I'm trying to connect to a headless machine over a crossover cable. The headless machine gets it's address via dhcp. What is the easiest way to give the headless machine an ip address so I can connect to it?
My Laptop -- Ethernet Cable -- Headless machine
The headless machine is running ssh, but I don't know the ip address it has. I know it was configured for dhcp to get the address, and it runs Fedora 25.
If you're unable to get on the console, I think you have one option:
Start up a DHCP server on your machine, connect to the headless server, then watch the DHCP logs for which IP address gets assigned.
WARNING: If you do this, make damn sure that you disable and uninstall the DHCP server from your machine before connecting it to the rest of your network, lest you wreak havoc and cause yourself a huge headache.
Assumption is that this headless server has no "crash cart" connections such as USB ports for keyboard/mouse, or a VGA/DVI/HDMI output for a monitor.
Many OS's will auto-assign an IP in the 192.168.1.x range - change your laptop's IP to 192.168.1.254 (the oft-used 'gateway' address) with a mask of /24 (255.255.255.0). That should (!) put it in the same subnet as the system. You can then try SSH to 192.168.1.1 .. 192.168.1.10 (while the server might select anything from 1 .. 254, since it's "all alone" it likely will select something in the first 10 IP's available).
If you have access to a gateway with a DHCP server, connect it to the headless system and your laptop, using normal (not crossover) patch cables, and then log into its config page (your gateway IP) to see which IP's have been assigned. SSH to the other IP.

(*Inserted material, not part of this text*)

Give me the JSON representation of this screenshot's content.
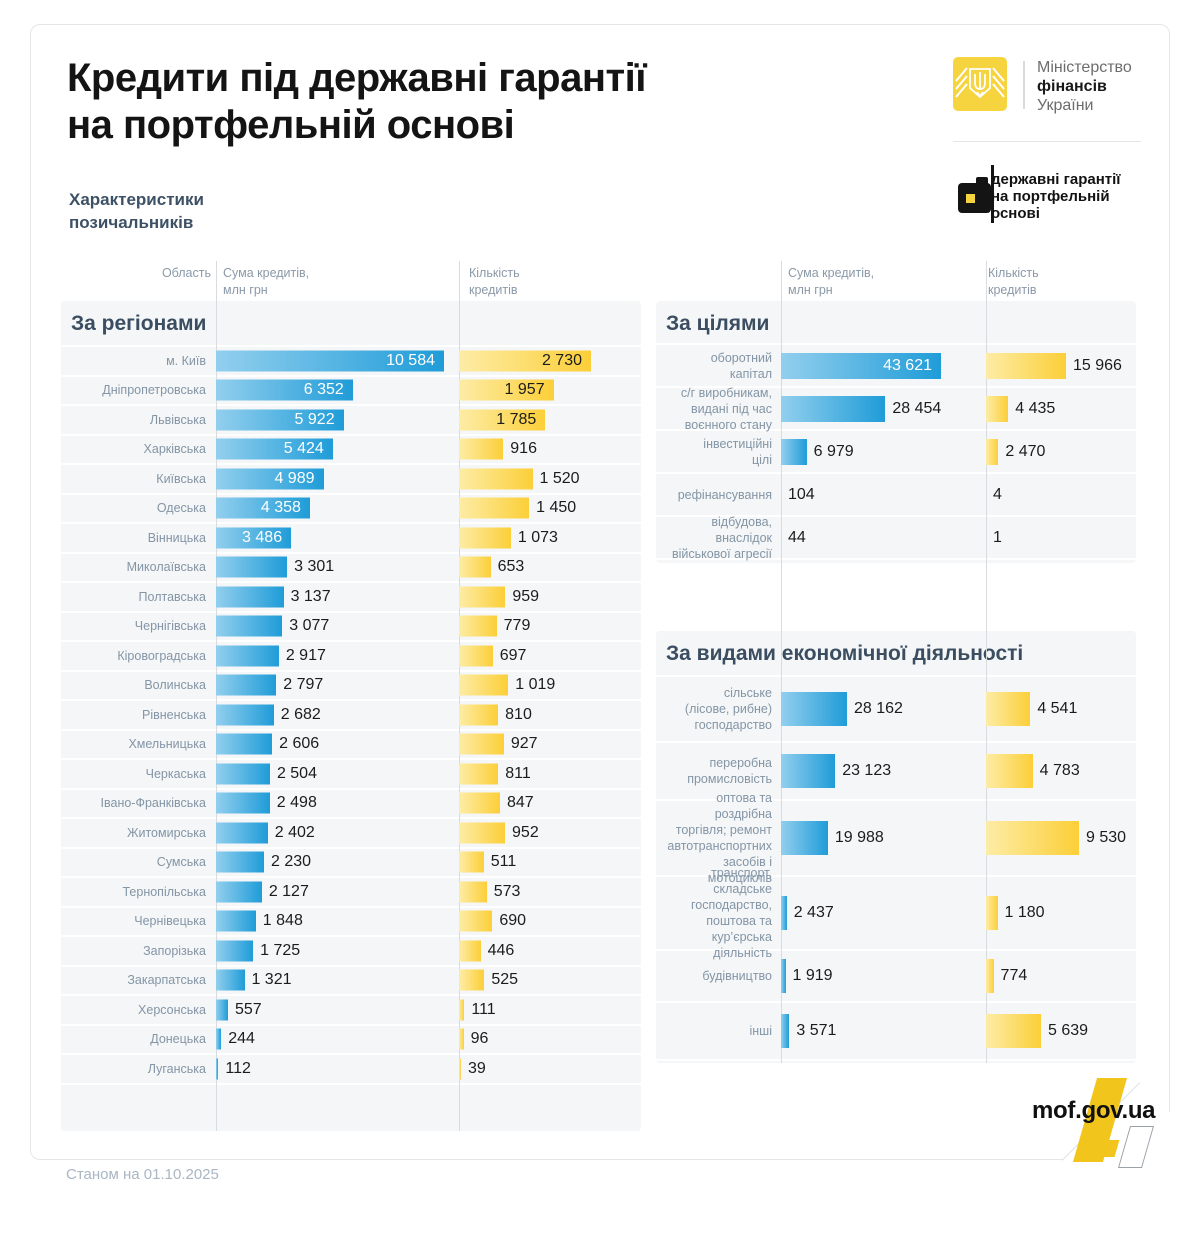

You might also check to see if this system has a "Management" NIC connection - this often connects to a system management processor, a "little brother" computer built into an expansion card or on the server motherboard, that provides full out of band management. You can discover if it has one (and what the default login is) by Googling the server's make and model number plus "Out of Band Management".